Pour ces officiers, « le fait qu’un détenu soit en possession d’un portable alors qu’il se trouve derrière les barreaux constitue déjà un délit ! Maintenant, quand ils s’affichent sur le réseau social Facebook et qu’ils communiquent avec l’extérieur, cela devient encore plus grave ! » Il y va de la sécurité et cette situation engendre ainsi une « breach of confidentiality », soutiennent-ils. « Ils communiquent des informations qui ne doivent pas être connues et qui mettent en péril notre condition », rappellent-ils.
Qui plus est, soulignent nos interlocuteurs, « tous les détenus, qui sont actifs sur Facebook, ne sont pas des drug related offenders ; certains ont opté pour ce moyen afin de communiquer avec leurs familles, parents, amis, entre autres. Mais en ce qu’il s’agit de ceux qui purgent une peine pour des délits liés à la drogue, nous avons eu des informations selon lesquelles ils se servent de cette plateforme pour garder contact avec leurs complices et entretenir leurs réseaux. »
Les services de renseignements internes de la prison ont, effectivement, révélé que « certains des détenus utilisent l’interface Facebook pour communiquer avec leurs complices, leur donner des instructions, et ainsi faire marcher leurs trafics ». Dans le sillage de cette affaire, l’administration des institutions pénitentiaires a réagi, il y a ne quinzaine de jours.
Deux orders ont été émis.
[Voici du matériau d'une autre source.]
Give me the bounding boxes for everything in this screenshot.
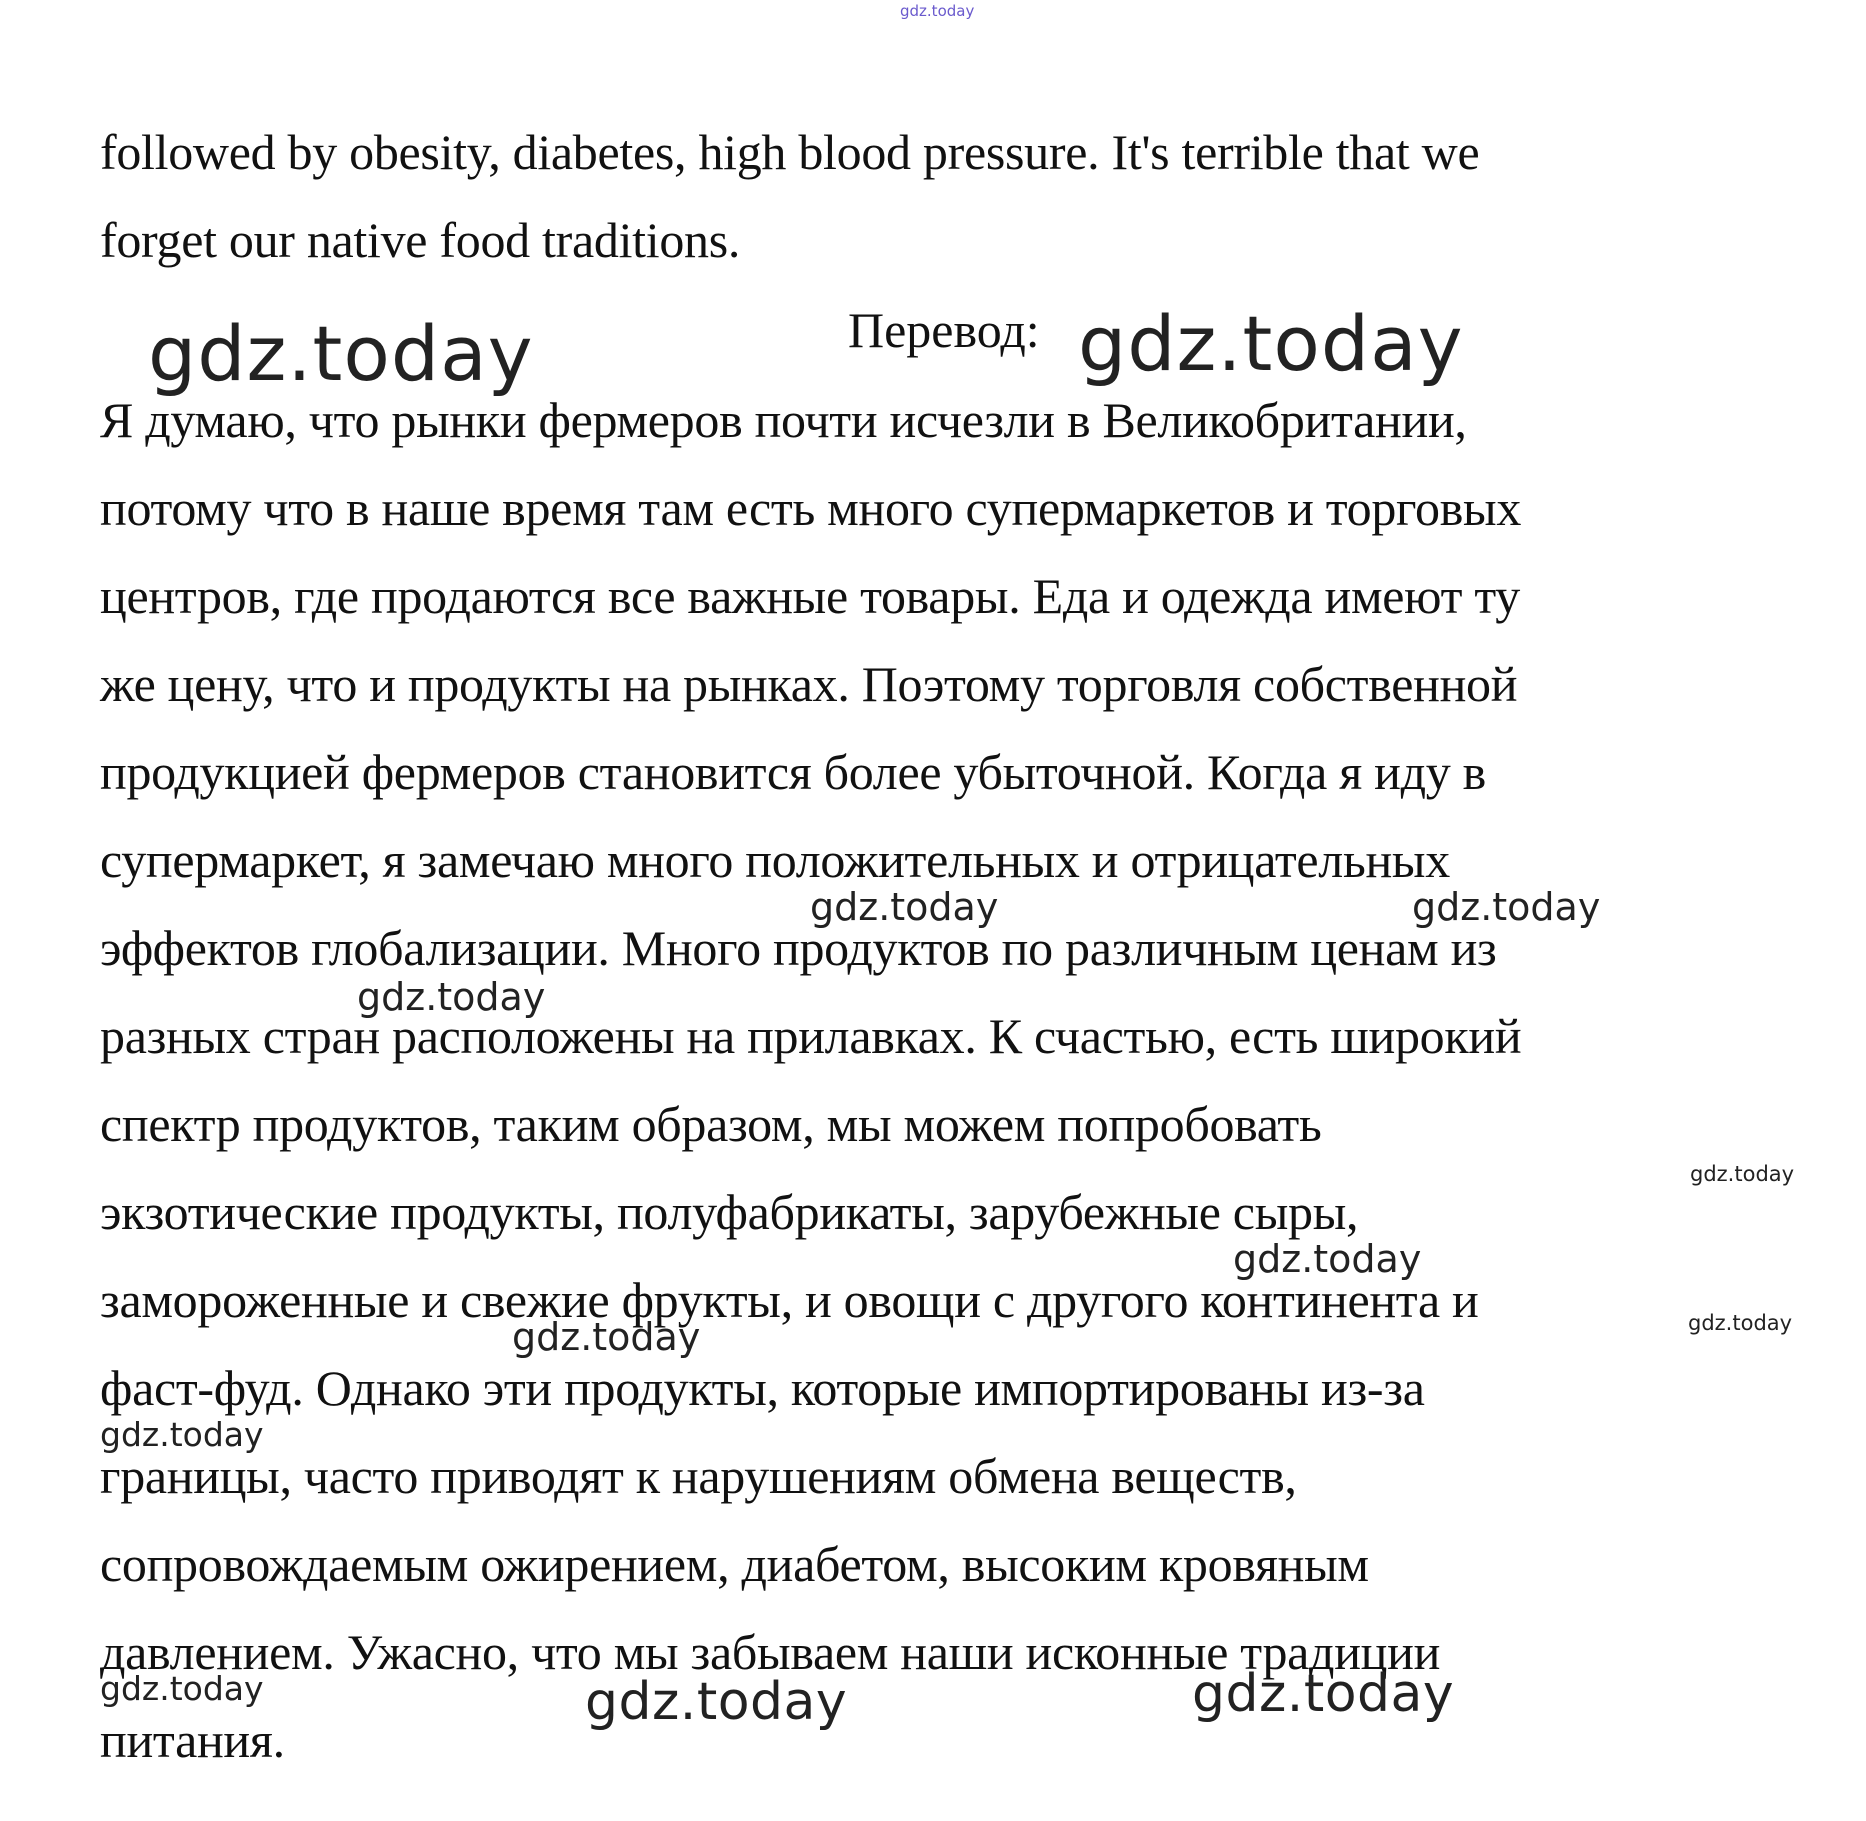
watermark-left-2: gdz.today [100,1669,264,1708]
translation-heading: Перевод: [848,302,1040,358]
watermark-small-right-2: gdz.today [1688,1311,1793,1335]
translation-line-14: сопровождаемым ожирением, диабетом, высоким кровяным [100,1536,1369,1592]
english-line-1: followed by obesity, diabetes, high blood pressure. It's terrible that we [100,124,1480,180]
watermark-mid-1: gdz.today [810,885,999,929]
translation-line-6: супермаркет, я замечаю много положительных и отрицательных [100,832,1450,888]
english-line-2: forget our native food traditions. [100,212,741,268]
translation-line-2: потому что в наше время там есть много супермаркетов и торговых [100,480,1522,536]
watermark-mid-3: gdz.today [357,975,546,1019]
watermark-bottom-2: gdz.today [1192,1664,1455,1724]
watermark-left-1: gdz.today [100,1415,264,1454]
watermark-small-right-1: gdz.today [1690,1162,1795,1186]
translation-line-13: границы, часто приводят к нарушениям обмена веществ, [100,1448,1297,1504]
watermark-left-heading: gdz.today [148,309,534,398]
translation-line-5: продукцией фермеров становится более убыточной. Когда я иду в [100,744,1486,800]
translation-line-3: центров, где продаются все важные товары. Еда и одежда имеют ту [100,568,1520,624]
watermark-mid-4: gdz.today [1233,1237,1422,1281]
translation-line-15: давлением. Ужасно, что мы забываем наши исконные традиции [100,1624,1441,1680]
translation-line-16: питания. [100,1712,285,1768]
watermark-top: gdz.today [900,2,975,20]
translation-line-9: спектр продуктов, таким образом, мы можем попробовать [100,1096,1322,1152]
translation-line-11: замороженные и свежие фрукты, и овощи с другого континента и [100,1272,1479,1328]
translation-line-10: экзотические продукты, полуфабрикаты, зарубежные сыры, [100,1184,1359,1240]
watermark-mid-2: gdz.today [1412,885,1601,929]
watermark-right-heading: gdz.today [1078,299,1464,388]
translation-line-7: эффектов глобализации. Много продуктов по различным ценам из [100,920,1497,976]
watermark-bottom-1: gdz.today [585,1672,848,1732]
translation-line-1: Я думаю, что рынки фермеров почти исчезли в Великобритании, [100,392,1467,448]
translation-line-8: разных стран расположены на прилавках. К счастью, есть широкий [100,1008,1522,1064]
translation-line-12: фаст-фуд. Однако эти продукты, которые импортированы из-за [100,1360,1425,1416]
translation-line-4: же цену, что и продукты на рынках. Поэтому торговля собственной [100,656,1518,712]
watermark-mid-5: gdz.today [512,1315,701,1359]
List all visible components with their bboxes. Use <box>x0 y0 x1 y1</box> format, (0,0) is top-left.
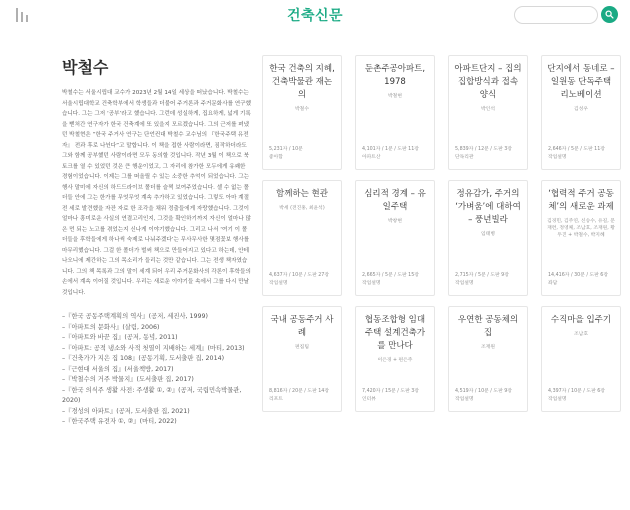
article-card[interactable] <box>262 55 342 170</box>
card-author: 박세 (전진홍, 최윤석) <box>279 206 325 211</box>
book-item: –『한국 의식주 생활 사전: 주생활 ①, ②』(공저, 국립민속박물관, 2020) <box>62 386 242 404</box>
card-title: 단지에서 동네로 – 일원동 단독주택 리노베이션 <box>547 64 615 100</box>
card-title: 한국 건축의 지혜, 건축박물관 재논의 <box>269 64 335 100</box>
author-bio: 박철수는 서울시립대 교수가 2023년 2월 14일 세상을 떠났습니다. 박철수는 서울시립대학교 건축학부에서 학생들과 더불어 주거론과 주거문화사를 연구했습니다. 그는 그저 ‘공부’라고 했습니다. 그런데 성실하게, 집요하게, 넓게 기록을 뻗처간 연구자가 한국 건축계에 또 있을지 모르겠습니다. 그의 근저를 펴냈던 박철현은 “한국 주거사 연구는 단언컨대 박철수 교수님의 『한국주택 유전자』 전과 후로 나뉜다”고 말합니다. 이 책을 접한 사람이라면, 짐작하더라도 그와 함께 공부했던 사람이라면 모두 동의할 것입니다. 작년 3월 이 책으로 북토크를 열 수 있었던 것은 큰 행운이었고, 그 자리에 참가한 모두에게 유쾌한 경험이었습니다. 이제는 그를 떠올릴 수 있는 소중한 추억이 되었습니다. 그는 행사 말미에 자신의 하드드라이브 폴더를 슬쩍 보여주었습니다. 셀 수 없는 폴더들 안에 그는 한가를 무엇무엇 계속 추가하고 있었습니다. 그렇도 아마 계절 전 세로 발견했을 자잔 자료 한 조각을 채워 정출들에게 자랑했습니다. 그것이 얼마나 흥미로운 사실의 연결고리인지, 그것을 확인하기까지 자신이 얼마나 많은 먼 되는 노고를 겪었는지 신나게 이야기했습니다. 그리고 나서 ‘여기 이 폴더들을 후학들에게 하나씩 숙제로 나눠주겠다’는 무사무사한 몇점꽃보 행사를 마무리했습니다. 그걸 한 폴더가 벌써 책으로 만들어지고 있다고 하는데, 안테 나오니에 제간하는 그의 목소리가 들리는 것만 같습니다. 그는 전생 책자였습니다. 그의 책 목록과 그의 말이 세계 되어 우리 주거문화사의 각론이 후학들의 손에서 계속 이어질 것입니다. 우리는 새로운 이야기들 속에서 그를 다시 만날 것입니다. <box>62 90 251 296</box>
book-list <box>62 312 252 428</box>
article-card[interactable] <box>355 55 435 170</box>
card-author: 박인석 <box>481 107 495 112</box>
card-author: 임태병 <box>481 232 495 237</box>
menu-icon[interactable] <box>16 8 28 22</box>
article-card[interactable] <box>541 55 621 170</box>
card-title: 수직마을 입주기 <box>550 315 612 325</box>
card-meta: 5,839자 / 12분 / 도판 3장 단독리관 <box>455 147 512 160</box>
book-item: –『건축가가 지은 집 108』(공동기획, 도서출판 집, 2014) <box>62 355 225 362</box>
card-title: 둔촌주공아파트, 1978 <box>364 64 426 87</box>
card-author: 김경민, 김주연, 신승수, 유길, 문재련, 정영체, 조남호, 조재원, 황두진 + 박철수, 박지혜 <box>547 219 615 238</box>
search-button[interactable] <box>601 6 618 23</box>
article-card[interactable] <box>448 55 528 170</box>
article-card[interactable] <box>355 180 435 296</box>
card-meta: 5,231자 / 10분 좋아함 <box>269 147 303 160</box>
card-author: 이은경 + 편은주 <box>377 358 413 363</box>
card-title: 아파트단지 – 집의 집합방식과 접속양식 <box>454 64 522 100</box>
card-author: 조남호 <box>574 332 588 337</box>
card-title: 함께하는 현관 <box>276 189 328 199</box>
author-name: 박철수 <box>62 58 109 77</box>
card-meta: 4,101자 / 1분 / 도판 11장 아파트산 <box>362 147 419 160</box>
card-meta: 4,637자 / 10분 / 도판 27장 작업설명 <box>269 273 329 286</box>
card-meta: 4,397자 / 10분 / 도판 6장 작업설명 <box>548 389 605 402</box>
card-author: 박철수 <box>295 107 309 112</box>
article-card[interactable] <box>262 180 342 296</box>
author-profile <box>62 55 252 428</box>
card-meta: 2,646자 / 5분 / 도판 11장 작업설명 <box>548 147 605 160</box>
book-item: –『한국주택 유전자 ①, ②』(마티, 2022) <box>62 418 177 425</box>
article-card[interactable] <box>355 306 435 412</box>
card-author: 박철현 <box>388 94 402 99</box>
card-title: 국내 공동주거 사례 <box>270 315 334 338</box>
book-item: –『한국 공동주택계획의 역사』(공저, 세진사, 1999) <box>62 313 209 320</box>
book-item: –『근현대 서울의 집』(서울책방, 2017) <box>62 365 174 373</box>
article-card[interactable] <box>448 306 528 412</box>
card-title: 정유감가, 주거의 ‘가벼움’에 대하여 – 풍년빌라 <box>455 189 521 225</box>
card-author: 조재원 <box>481 345 495 350</box>
card-meta: 4,519자 / 10분 / 도판 9장 작업설명 <box>455 389 512 402</box>
article-grid <box>262 55 621 412</box>
article-card[interactable] <box>541 306 621 412</box>
card-author: 박창현 <box>388 219 402 224</box>
card-meta: 8,816자 / 20분 / 도판 14장 리포트 <box>269 389 329 402</box>
card-meta: 2,715자 / 5분 / 도판 9장 작업설명 <box>455 273 509 286</box>
card-author: 김성우 <box>574 107 588 112</box>
card-title: 우연한 공동체의 집 <box>457 315 519 338</box>
book-item: –『경성의 아파트』(공저, 도서출판 집, 2021) <box>62 407 190 415</box>
site-logo[interactable]: 건축신문 <box>286 8 344 24</box>
book-item: –『아파트와 바꾼 집』(공저, 동녘, 2011) <box>62 334 178 341</box>
card-meta: 2,665자 / 5분 / 도판 15장 작업설명 <box>362 273 419 286</box>
book-item: –『박철수의 거주 박물지』(도서출판 집, 2017) <box>62 376 194 383</box>
article-card[interactable] <box>262 306 342 412</box>
book-item: –『아파트: 공적 냉소와 사적 첫열이 지배하는 세계』(마티, 2013) <box>62 344 245 352</box>
search-input[interactable] <box>514 6 598 24</box>
article-card[interactable] <box>541 180 621 296</box>
book-item: –『아파트의 문화사』(살림, 2006) <box>62 323 160 331</box>
card-title: 심리적 경계 – 유일주택 <box>364 189 426 212</box>
site-header <box>0 0 630 32</box>
card-meta: 14,416자 / 30분 / 도판 6장 좌담 <box>548 273 608 286</box>
card-meta: 7,420자 / 15분 / 도판 3장 인터뷰 <box>362 389 419 402</box>
article-card[interactable] <box>448 180 528 296</box>
search-icon <box>605 10 614 19</box>
card-title: 협동조합형 임대주택 설계건축가를 만나다 <box>364 315 426 351</box>
card-title: ‘협력적 주거 공동체’의 새로운 과제 <box>548 189 614 212</box>
card-author: 편집팀 <box>295 345 309 350</box>
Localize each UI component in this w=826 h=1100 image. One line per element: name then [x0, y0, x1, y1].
L’un était destiné aux officiers et l’autre, aux détenus. « Plusieurs détenus qui ont été interrogés sur cette affaire ont laissé entendre qu’il y avait connivence entre certains détenus et des officiers, qui leur avait facilité la tâche. De ce fait, la direction des prisons a tenu à rappeler à chacun leurs responsabilités et ce qu’ils encourent s’ils étaient trouvés coupables de ces délits ! »
L’instruction parvenue aux officiers leur rappelle leur devoir et leurs limites, précisant que s’ils étaient trouvés complices dans cette affaire, ils seraient passible d’une peine, ayant prêté concours dans un criminal offence. S’agissant des détenus, l’instruction qui leur a été envoyée leur rappelle qu’en tant que détenu, ils n’ont pas le droit d’avoir en leur possession un téléphone portable et qu’être présent sur un réseau social où ils partagent des informations comme détenus relève d’un criminal offence.
« Dès que l’on parvient à établir l’identité des détenus qui sont impliqués dans cette affaire, poursuivent nos interlocuteurs, des sanctions seront prises. » Par ailleurs, il nous revient que « certains détenus n’ont pas pris de précautions et ont affiché leur vraie identité sur leur page… »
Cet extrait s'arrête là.